Stocks closed out a solid first quarter with a modest decline Friday
despite lower oil prices and a round of temperate economic data that
mitigated concerns about inflation and higher interest rates. The
major indexes finished mixed for the week, but were higher for the
month and the quarter. Crude Oil futures pulled back as investors
took profits following several days of sharp gains on concerns about
political instability overseas. A barrel of light crude fell 52
cents to settle at $66.63 on the New York Mercantile Exchange.The
Dow Jones industrial average dropped 41.38, or 0.37 percent, to
11,109.32. The broader stock indicators were also lower. The
Standard & Poor's 500 index fell 5.42, or 0.42 percent, to 1,294.83;
the Nasdaq composite index dropped 1.03, or 0.04 percent, to
2,339.79, after reaching a five-year high the day before.

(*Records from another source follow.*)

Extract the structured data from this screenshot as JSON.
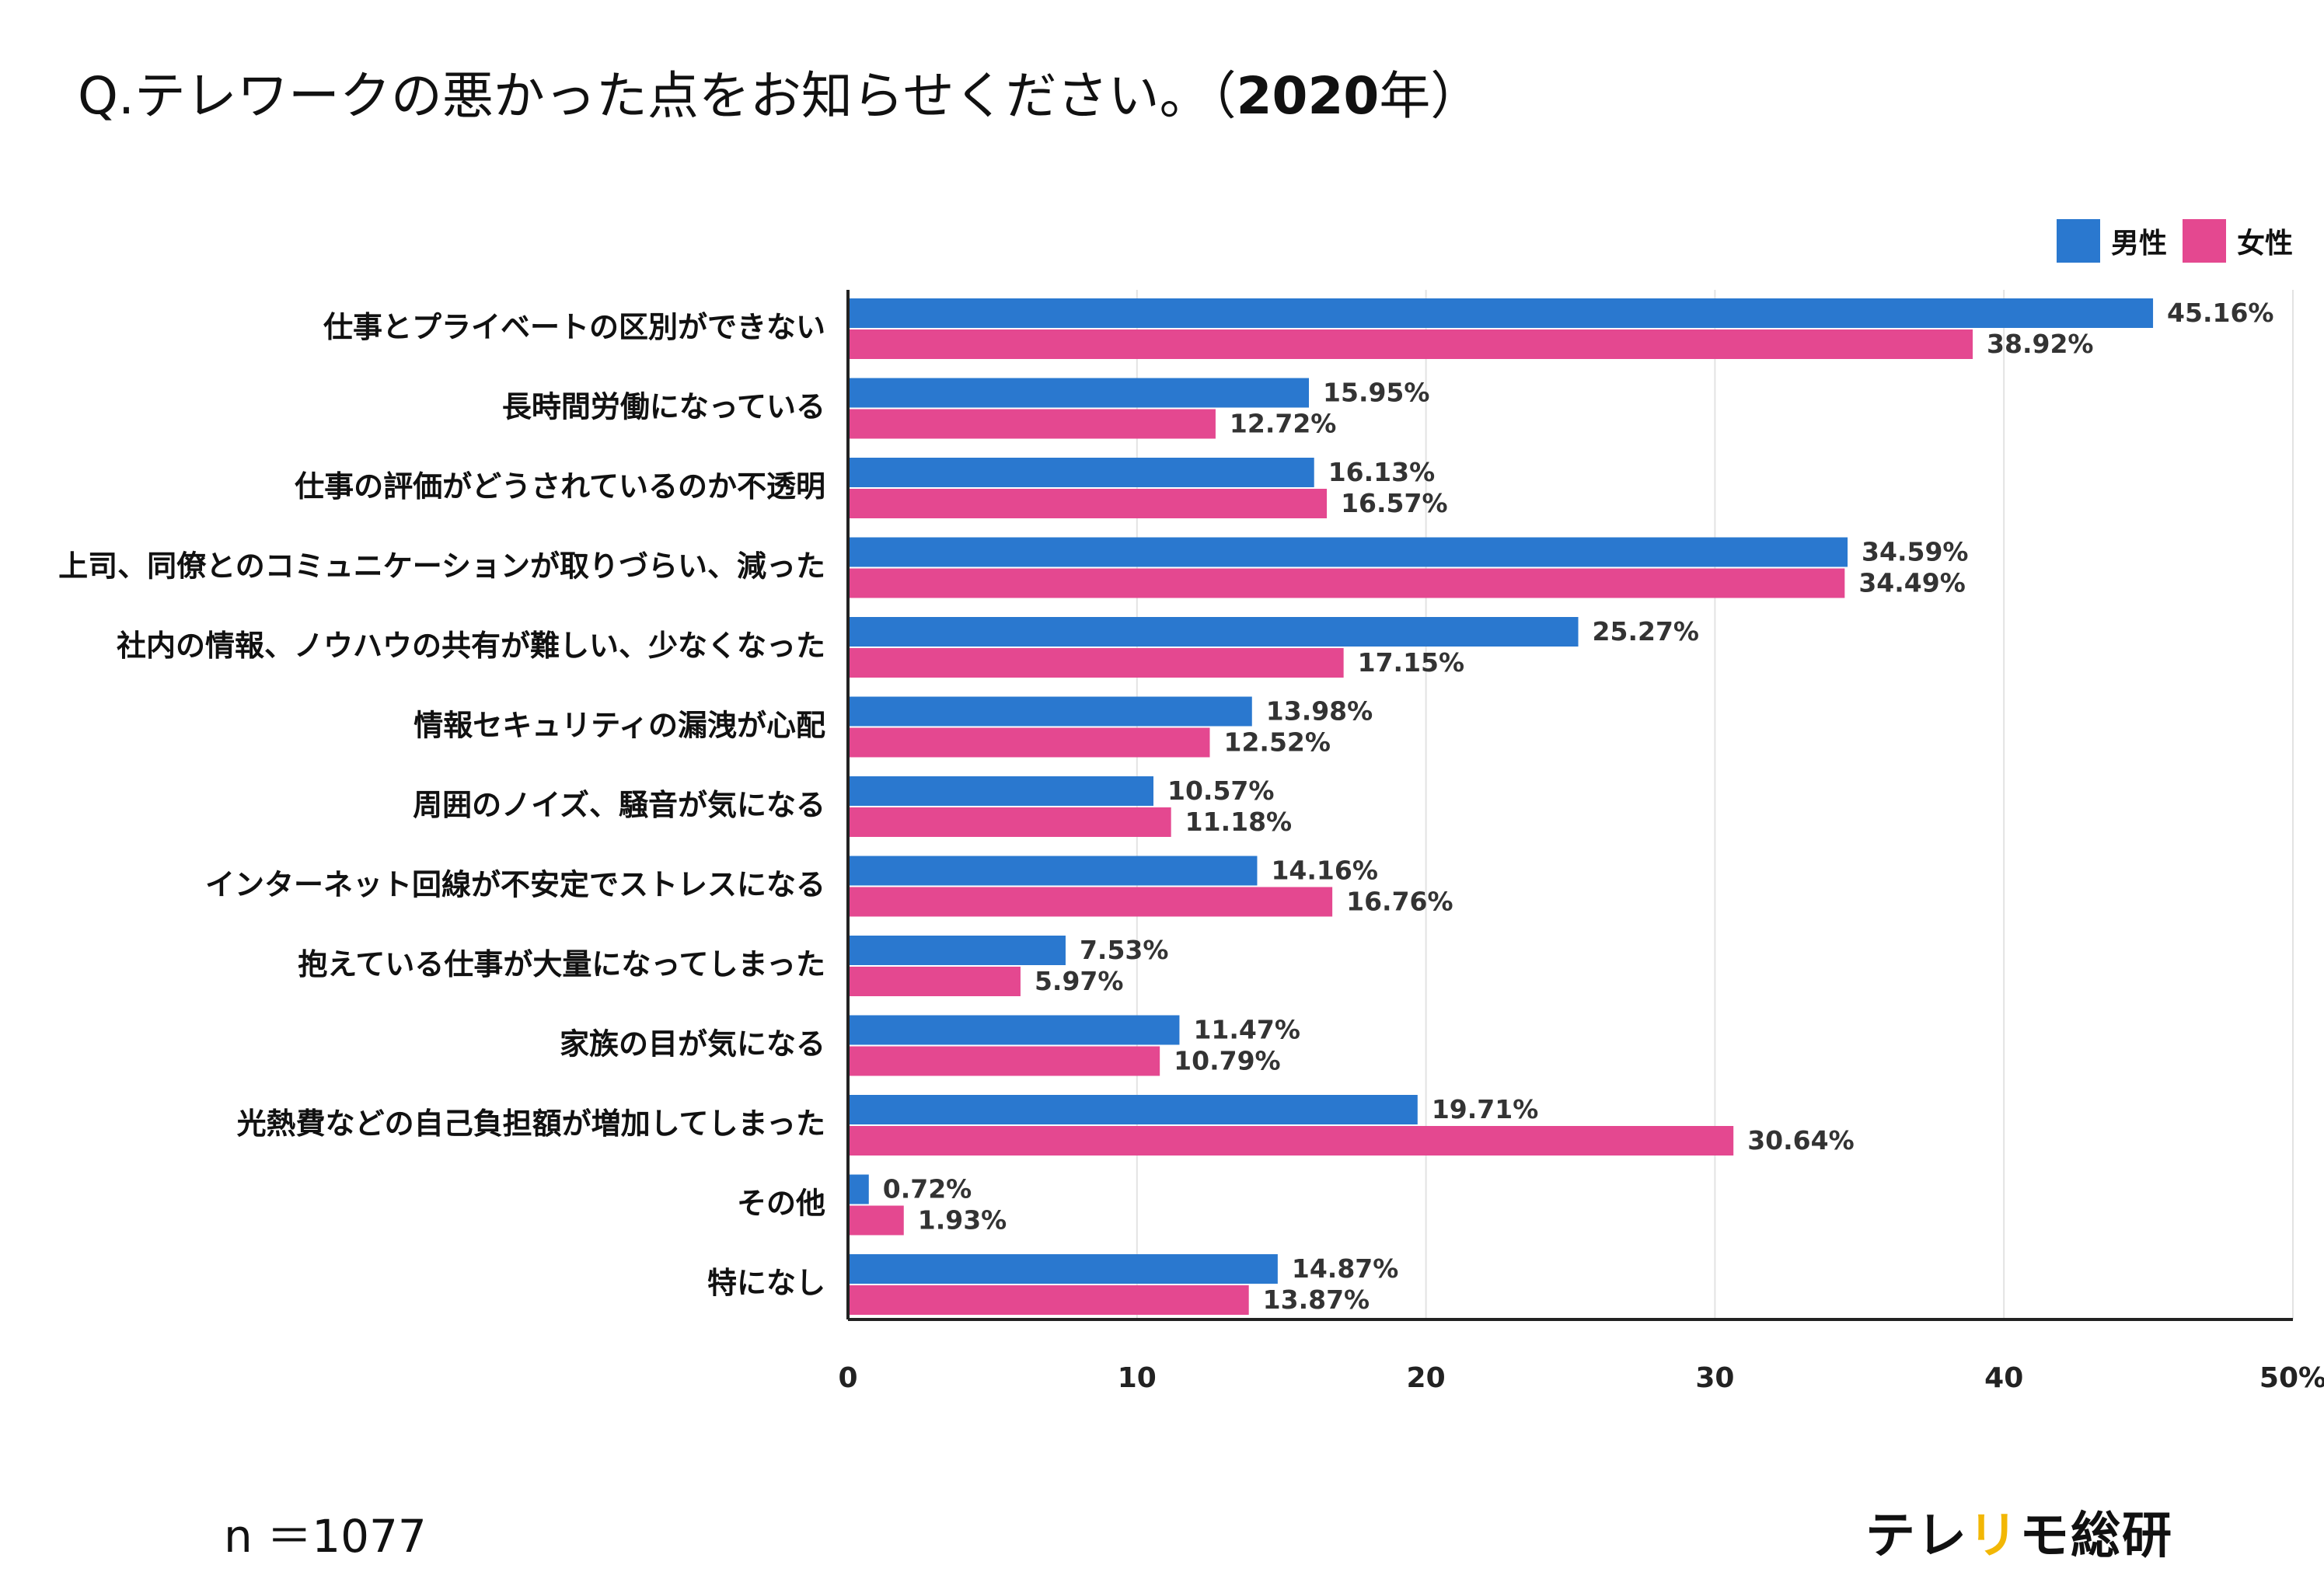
{
  "title": {
    "text": "Q.テレワークの悪かった点をお知らせください。（",
    "year": "2020",
    "suffix": "年）"
  },
  "sample_size": "n ＝1077",
  "logo": {
    "part1": "テレ",
    "part2": "リ",
    "part3": "モ総研"
  },
  "colors": {
    "male": "#2a78cf",
    "female": "#e44890",
    "grid": "#e3e3e3",
    "axis": "#222222"
  },
  "chart_data": {
    "type": "bar",
    "orientation": "horizontal",
    "title": "Q.テレワークの悪かった点をお知らせください。（2020年）",
    "xlim": [
      0,
      50
    ],
    "x_ticks": [
      "0",
      "10",
      "20",
      "30",
      "40",
      "50%"
    ],
    "grid": true,
    "legend_position": "top-right",
    "categories": [
      "仕事とプライベートの区別ができない",
      "長時間労働になっている",
      "仕事の評価がどうされているのか不透明",
      "上司、同僚とのコミュニケーションが取りづらい、減った",
      "社内の情報、ノウハウの共有が難しい、少なくなった",
      "情報セキュリティの漏洩が心配",
      "周囲のノイズ、騒音が気になる",
      "インターネット回線が不安定でストレスになる",
      "抱えている仕事が大量になってしまった",
      "家族の目が気になる",
      "光熱費などの自己負担額が増加してしまった",
      "その他",
      "特になし"
    ],
    "series": [
      {
        "name": "男性",
        "color": "#2a78cf",
        "values": [
          45.16,
          15.95,
          16.13,
          34.59,
          25.27,
          13.98,
          10.57,
          14.16,
          7.53,
          11.47,
          19.71,
          0.72,
          14.87
        ],
        "labels": [
          "45.16%",
          "15.95%",
          "16.13%",
          "34.59%",
          "25.27%",
          "13.98%",
          "10.57%",
          "14.16%",
          "7.53%",
          "11.47%",
          "19.71%",
          "0.72%",
          "14.87%"
        ]
      },
      {
        "name": "女性",
        "color": "#e44890",
        "values": [
          38.92,
          12.72,
          16.57,
          34.49,
          17.15,
          12.52,
          11.18,
          16.76,
          5.97,
          10.79,
          30.64,
          1.93,
          13.87
        ],
        "labels": [
          "38.92%",
          "12.72%",
          "16.57%",
          "34.49%",
          "17.15%",
          "12.52%",
          "11.18%",
          "16.76%",
          "5.97%",
          "10.79%",
          "30.64%",
          "1.93%",
          "13.87%"
        ]
      }
    ]
  }
}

Despite suffering sharp losses this week, the major indexes ended
with modest gains for the month of March, giving them their best
first-quarter performances in several years. For the week, the Dow
lost 170 points or 1.51 percent and the S&P 500 dropped 0.62
percent, while the Nasdaq surged 1.17 percent. But in March, the Dow
rose 1.05 percent, the S&P 500 added 1.11 percent and the Nasdaq
climbed 2.56 percent. For the quarter, the Dow gained 3.66 percent,
the S&P 500 rose 3.73 percent and the Nasdaq is 6.1 percent higher.